Matthew Anderson grew up playing chess, tennis and was also an Eagle Scout.
He played a month in junior high before walking away.
“I wasn’t really able to embrace it, so I stopped playing,” Anderson said.
This past fall, during his junior year of high school, Anderson decided to give the game another shot. There were two things about football he was drawn to – the first was recognition.
“I remember I wanted to play defensive end or tight end, wide receiver,” Anderson said. “Someone that gets all of the praise.”
As soon as he stepped on the field, Anderson was assigned to offensive line. Not exactly what he had in mind.

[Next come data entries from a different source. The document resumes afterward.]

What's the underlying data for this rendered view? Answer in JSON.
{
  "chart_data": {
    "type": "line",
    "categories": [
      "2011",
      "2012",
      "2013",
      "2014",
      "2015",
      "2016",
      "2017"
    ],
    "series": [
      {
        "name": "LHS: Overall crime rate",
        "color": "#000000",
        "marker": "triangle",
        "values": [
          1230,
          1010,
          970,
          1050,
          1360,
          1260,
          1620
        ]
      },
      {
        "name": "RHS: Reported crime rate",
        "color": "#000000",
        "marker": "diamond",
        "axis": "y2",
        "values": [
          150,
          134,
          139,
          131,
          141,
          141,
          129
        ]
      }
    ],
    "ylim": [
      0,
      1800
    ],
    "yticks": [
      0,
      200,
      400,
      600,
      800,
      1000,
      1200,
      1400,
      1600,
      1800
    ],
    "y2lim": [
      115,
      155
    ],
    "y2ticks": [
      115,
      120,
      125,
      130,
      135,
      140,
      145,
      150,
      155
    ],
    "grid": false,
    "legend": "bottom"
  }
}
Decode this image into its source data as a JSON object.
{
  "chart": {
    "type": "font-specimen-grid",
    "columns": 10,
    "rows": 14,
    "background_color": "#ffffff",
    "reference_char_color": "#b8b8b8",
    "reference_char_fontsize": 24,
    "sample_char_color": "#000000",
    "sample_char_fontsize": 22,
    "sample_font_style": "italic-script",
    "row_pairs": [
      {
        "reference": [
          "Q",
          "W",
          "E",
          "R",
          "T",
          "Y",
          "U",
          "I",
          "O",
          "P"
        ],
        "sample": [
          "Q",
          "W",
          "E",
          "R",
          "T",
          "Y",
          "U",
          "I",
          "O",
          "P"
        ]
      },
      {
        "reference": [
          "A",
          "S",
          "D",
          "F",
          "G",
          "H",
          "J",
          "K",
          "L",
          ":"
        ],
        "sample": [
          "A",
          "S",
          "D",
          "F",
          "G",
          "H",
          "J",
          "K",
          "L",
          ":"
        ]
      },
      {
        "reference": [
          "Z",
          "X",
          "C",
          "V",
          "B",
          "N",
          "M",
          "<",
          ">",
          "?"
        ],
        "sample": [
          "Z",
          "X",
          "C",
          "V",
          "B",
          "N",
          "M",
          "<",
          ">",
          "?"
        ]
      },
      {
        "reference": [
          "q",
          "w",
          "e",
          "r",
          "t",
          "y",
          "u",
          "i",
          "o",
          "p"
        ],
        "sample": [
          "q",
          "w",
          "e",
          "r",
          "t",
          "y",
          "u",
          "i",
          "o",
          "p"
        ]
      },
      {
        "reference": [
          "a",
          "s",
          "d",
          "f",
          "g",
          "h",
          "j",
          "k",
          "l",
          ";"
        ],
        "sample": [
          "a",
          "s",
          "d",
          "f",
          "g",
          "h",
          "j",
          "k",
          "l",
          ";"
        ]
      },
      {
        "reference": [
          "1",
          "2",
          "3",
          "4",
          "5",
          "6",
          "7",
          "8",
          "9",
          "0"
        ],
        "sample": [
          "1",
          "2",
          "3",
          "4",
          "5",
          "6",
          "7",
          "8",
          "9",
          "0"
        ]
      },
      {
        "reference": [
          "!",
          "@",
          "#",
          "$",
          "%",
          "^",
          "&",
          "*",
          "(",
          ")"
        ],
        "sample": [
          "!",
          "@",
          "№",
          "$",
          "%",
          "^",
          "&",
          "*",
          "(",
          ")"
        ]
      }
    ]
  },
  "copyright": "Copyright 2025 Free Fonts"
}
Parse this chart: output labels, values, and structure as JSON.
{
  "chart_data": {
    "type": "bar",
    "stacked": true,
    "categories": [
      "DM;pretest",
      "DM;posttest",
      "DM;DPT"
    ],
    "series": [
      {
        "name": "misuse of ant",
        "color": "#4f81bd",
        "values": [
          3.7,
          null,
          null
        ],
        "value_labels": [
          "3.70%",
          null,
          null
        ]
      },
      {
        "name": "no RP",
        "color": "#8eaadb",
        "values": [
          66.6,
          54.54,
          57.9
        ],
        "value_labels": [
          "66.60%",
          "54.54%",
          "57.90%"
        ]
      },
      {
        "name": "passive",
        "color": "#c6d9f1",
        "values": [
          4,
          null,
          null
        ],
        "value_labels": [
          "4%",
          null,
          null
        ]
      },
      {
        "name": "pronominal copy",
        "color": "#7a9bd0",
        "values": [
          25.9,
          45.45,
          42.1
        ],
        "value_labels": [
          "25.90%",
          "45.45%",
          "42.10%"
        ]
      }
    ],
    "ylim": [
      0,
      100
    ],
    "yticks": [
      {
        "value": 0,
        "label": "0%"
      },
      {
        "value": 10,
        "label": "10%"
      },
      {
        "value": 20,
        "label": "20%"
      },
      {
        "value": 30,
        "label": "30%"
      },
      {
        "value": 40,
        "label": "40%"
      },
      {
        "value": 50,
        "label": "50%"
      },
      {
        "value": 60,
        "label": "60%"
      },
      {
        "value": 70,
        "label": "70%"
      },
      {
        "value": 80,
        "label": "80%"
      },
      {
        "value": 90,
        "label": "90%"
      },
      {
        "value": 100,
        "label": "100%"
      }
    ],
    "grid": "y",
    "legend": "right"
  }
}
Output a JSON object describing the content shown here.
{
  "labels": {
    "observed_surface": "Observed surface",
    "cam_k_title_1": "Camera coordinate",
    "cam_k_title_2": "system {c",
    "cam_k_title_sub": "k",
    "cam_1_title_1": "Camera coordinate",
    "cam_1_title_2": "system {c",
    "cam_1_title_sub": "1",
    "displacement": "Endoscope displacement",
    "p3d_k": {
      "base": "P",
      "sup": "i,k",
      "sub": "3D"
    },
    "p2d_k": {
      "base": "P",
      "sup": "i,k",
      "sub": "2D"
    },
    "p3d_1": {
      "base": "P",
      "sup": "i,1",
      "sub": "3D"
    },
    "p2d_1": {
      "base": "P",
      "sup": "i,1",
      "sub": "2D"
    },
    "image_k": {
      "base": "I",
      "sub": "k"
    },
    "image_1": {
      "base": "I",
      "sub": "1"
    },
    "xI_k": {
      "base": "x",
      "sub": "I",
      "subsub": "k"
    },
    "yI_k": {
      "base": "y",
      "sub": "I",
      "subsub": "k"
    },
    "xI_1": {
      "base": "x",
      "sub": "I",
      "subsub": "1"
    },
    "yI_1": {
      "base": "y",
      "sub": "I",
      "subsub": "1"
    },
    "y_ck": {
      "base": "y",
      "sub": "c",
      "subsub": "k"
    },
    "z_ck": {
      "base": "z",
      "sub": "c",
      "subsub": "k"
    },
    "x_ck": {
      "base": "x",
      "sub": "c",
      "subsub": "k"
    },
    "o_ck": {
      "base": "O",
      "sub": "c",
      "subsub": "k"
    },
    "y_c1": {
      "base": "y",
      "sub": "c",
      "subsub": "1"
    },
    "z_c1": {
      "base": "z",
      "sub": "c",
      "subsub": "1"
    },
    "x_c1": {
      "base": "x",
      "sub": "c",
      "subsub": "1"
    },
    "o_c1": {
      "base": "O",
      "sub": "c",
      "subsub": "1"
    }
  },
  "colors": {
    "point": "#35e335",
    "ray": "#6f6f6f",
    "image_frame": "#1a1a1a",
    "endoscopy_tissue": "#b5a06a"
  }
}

“I was mad. I was so angry. I was like, ‘Man, offensive linemen, they have the most boring job. They don’t get to do this, they don’t get to do that.’
“I was angry. I came home, complaining about it. I’m not going to be able to hit anybody! All I get to do is block! Then, the first game rolls around, I hit somebody and they fall to the ground. Then, I was like, ‘This is actually kind of fun!'”
Anderson discovered the second part of football he loved – hitting people.
“That’s one of my favorite things about football that you can just hit someone as hard as you can and you get praise for it,” Anderson said. “Quite frankly, it’s the best sport in my opinion when it comes down to that.”
He’s the No. 1 ranked tennis player at Leesville High School in Leesville, Louisiana, but his efforts on the court are going toward making him quicker on the field.
“It’s a sport that I play in the offseason just to kind of keep nimble.”
Nimble, physical, and athletic. That’s what Northwestern State offensive line coach J Pond saw in Anderson that other Power Five programs didn’t. So Pond, a friend of Nebraska running backs coach Ryan Held, called the Huskers and several other major programs to make them aware of the tight end-turned offensive tackle.
Nebraska was the first major program to get in touch.
“I didn’t have any other Power Five offers,” Anderson said. “I probably could have waited a little bit longer, and I probably could have gotten those SEC offers, but I decided to fire my shot. Once you feel at home, you commit. I think I’d be doing myself an injustice if I were to go SEC or if I were to go to one of those other schools.
“I don’t think I’d be able to thrive as much as I’ll thrive in Nebraska and their conditioning program and the way they coach and the way they care for their players.”
Anderson gave praise to Held, offensive line coach Greg Austin and of course, head coach Scott Frost in his recruiting process. But, the only who really sold him on Lincoln was head strength and conditioning coach Zach Duval.
“I really love the way he talks about helping athletes,” Anderson said. “He really cares about what he does, and you can really tell the sincerity in all of his words and all of the things he said.”
Anderson is certainly new to football, but his 6-foot-6, 250-pound frame puts him at an advantage. His size and athleticism make it seem like he’s been playing for much longer than he has, but Anderson knows there’s much work left to be done if he wants to hit people and get praised for it at the next level.
“I definitely do need to be in the weight room a little bit more,” he admitted. “I think everybody could probably be in the weight room a little bit more. I’ve been definitely trying to get a little bit bigger muscle-wise. I’m not trying to gain that belly weight, because I know that’s going to be a little bit harder for me to lose up in Nebraska.”
Anderson plans on redshirting once he’s on campus next year, but his pursuit to become a player who both hits people and gets praise for it won’t slow.
Fortunately for him, Nebraska is a place where many offensive linemen have come through and received recognition for knocking people over.
“I’m really excited to compete for a starting spot for the Cornhuskers,” Anderson said. “I mean, that’s going to be a huge deal for me. It’s great to have a scholarship and be on the team. I’m not going to be happy until I’m starting. I’m happy, but I’m not going to be okay until I’m starting.”